Sin embargo, ¿de qué nos sirve esa cantidad descomunal de datos si no somos capaces de procesarlos? La Bioinformática nos enseña a utilizar ordenadores para analizar toda esa información y poder obtener conclusiones, crear modelos que se comporten como el sistema biológico o simulaciones que nos permitan seguir profundizando en aquello que nos interesa estudiar.

Con distintas aplicaciones bioinformáticas, si entendemos las condiciones matemáticas y físicas de cómo funciona lo que queremos estudiar, podemos realizar simulaciones con el ordenador y obtener justo aquella información que nos interesa.

Sabiendo cómo funciona una proteína, podemos estudiar cómo se une a otras proteínas y, por tanto, entender mejor ciertas enfermedades. (Estudios metabólicos)

Sabiendo la forma que tiene una proteína alterada o involucrada en el proceso de una enfermedad, podemos diseñar fármacos con mayor habilidad que si no conocemos el sitio donde el fármaco tiene que actuar. (Diseño de fármacos)
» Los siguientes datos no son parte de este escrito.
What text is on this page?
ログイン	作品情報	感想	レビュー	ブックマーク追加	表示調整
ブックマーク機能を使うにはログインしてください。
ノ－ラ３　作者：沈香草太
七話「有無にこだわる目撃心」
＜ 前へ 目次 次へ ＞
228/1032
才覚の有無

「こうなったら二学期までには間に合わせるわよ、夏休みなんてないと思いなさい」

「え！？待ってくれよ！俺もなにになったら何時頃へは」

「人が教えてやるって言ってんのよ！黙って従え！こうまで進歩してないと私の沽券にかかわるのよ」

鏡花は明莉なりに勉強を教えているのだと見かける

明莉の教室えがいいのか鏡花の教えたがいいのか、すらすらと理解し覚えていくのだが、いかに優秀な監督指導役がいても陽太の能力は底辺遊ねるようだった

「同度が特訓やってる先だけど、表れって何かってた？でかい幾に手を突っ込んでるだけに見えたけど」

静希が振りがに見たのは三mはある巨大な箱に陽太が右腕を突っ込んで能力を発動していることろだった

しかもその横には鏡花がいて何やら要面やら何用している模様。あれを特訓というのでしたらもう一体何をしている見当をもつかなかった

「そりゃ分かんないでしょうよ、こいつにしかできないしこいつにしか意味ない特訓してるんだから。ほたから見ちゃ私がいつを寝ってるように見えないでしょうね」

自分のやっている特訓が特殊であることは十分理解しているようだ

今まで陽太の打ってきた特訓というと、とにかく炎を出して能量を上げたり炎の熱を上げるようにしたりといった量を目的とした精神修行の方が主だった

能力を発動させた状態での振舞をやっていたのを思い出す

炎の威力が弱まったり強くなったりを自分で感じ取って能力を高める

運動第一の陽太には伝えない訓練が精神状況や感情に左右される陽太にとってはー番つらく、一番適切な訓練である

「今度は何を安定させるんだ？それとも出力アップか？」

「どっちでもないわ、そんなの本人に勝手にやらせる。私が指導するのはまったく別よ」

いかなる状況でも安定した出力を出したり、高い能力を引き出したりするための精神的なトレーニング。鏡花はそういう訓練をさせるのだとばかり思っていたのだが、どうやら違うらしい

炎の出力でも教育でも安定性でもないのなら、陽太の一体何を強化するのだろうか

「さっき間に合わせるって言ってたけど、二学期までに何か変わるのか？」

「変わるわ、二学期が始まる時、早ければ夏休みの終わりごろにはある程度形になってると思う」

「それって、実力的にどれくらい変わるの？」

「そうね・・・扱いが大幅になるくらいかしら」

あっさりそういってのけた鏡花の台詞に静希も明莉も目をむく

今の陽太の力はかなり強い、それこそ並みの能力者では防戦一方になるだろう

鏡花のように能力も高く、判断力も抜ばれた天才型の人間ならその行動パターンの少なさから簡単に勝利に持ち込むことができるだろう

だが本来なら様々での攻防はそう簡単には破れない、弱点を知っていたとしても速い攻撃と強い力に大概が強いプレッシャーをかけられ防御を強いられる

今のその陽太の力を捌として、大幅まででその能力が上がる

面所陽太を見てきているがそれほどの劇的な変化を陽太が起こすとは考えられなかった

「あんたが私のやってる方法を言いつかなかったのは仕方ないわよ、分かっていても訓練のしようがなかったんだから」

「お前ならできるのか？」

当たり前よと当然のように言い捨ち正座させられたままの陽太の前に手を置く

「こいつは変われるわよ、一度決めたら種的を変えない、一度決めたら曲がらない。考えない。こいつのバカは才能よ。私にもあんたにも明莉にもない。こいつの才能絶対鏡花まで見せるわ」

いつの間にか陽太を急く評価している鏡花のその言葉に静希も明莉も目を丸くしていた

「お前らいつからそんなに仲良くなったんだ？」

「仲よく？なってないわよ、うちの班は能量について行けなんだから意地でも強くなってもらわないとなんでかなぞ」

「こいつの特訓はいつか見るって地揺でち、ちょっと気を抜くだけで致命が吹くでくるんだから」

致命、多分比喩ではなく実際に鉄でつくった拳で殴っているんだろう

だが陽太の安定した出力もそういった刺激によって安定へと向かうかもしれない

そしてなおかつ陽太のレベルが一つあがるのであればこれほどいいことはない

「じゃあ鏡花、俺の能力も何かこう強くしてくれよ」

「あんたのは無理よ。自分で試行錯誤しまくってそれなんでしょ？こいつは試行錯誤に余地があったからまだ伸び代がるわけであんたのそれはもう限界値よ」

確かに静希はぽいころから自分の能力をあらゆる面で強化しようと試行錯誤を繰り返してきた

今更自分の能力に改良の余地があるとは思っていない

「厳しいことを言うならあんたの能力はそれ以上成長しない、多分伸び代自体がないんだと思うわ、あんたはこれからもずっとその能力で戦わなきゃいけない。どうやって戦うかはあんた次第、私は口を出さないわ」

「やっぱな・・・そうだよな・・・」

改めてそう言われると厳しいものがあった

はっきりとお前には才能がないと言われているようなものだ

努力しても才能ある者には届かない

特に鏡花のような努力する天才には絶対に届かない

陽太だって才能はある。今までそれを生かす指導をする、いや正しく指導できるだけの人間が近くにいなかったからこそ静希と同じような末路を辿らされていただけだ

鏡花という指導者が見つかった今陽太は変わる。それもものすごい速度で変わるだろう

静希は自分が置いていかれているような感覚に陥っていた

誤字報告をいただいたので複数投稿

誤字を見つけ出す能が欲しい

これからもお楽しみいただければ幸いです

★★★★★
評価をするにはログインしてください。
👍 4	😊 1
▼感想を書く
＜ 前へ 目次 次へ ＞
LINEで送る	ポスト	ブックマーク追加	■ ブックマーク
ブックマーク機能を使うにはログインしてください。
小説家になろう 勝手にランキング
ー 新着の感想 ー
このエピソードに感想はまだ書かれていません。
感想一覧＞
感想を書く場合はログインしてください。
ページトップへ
Sabiendo la parte del ADN donde se encuentran ciertas mutaciones que causan cáncer, podemos detectar qué es lo que lo causa exactamente y tratarlo específicamente. Por ejemplo, el cáncer es una enfermedad que puede tener muchísimos orígenes distintos en el ADN y no todos ellos van a reaccionar igual ante el mismo tratamiento. De esta forma, aumentamos la efectividad de la terapia. (Medicina personalizada)

Estas son algunas de las aplicaciones bioinformáticas. No obstante, se puede estudiar cualquier tema que involucre datos biológicos. Y eso es lo que me fascina, poder hacer predicciones de enfermedades que quiero curar.

La Bioinformática es el futuro porque nos permite analizar datos de forma tradicional, pero también nos permite analizar datos con el ordenador para obtener resultados que no saldrían en el laboratorio. Y ninguna otra disciplina ofrece esta posibilidad. Todavía no hay suficientes profesionales bioinformáticos porque es una ciencia muy joven, pero la ciencia en general está cambiando en una dirección en la que, más que recolectar datos, toca analizar y entender lo que ya tenemos. Es el momento de la Bioinformática.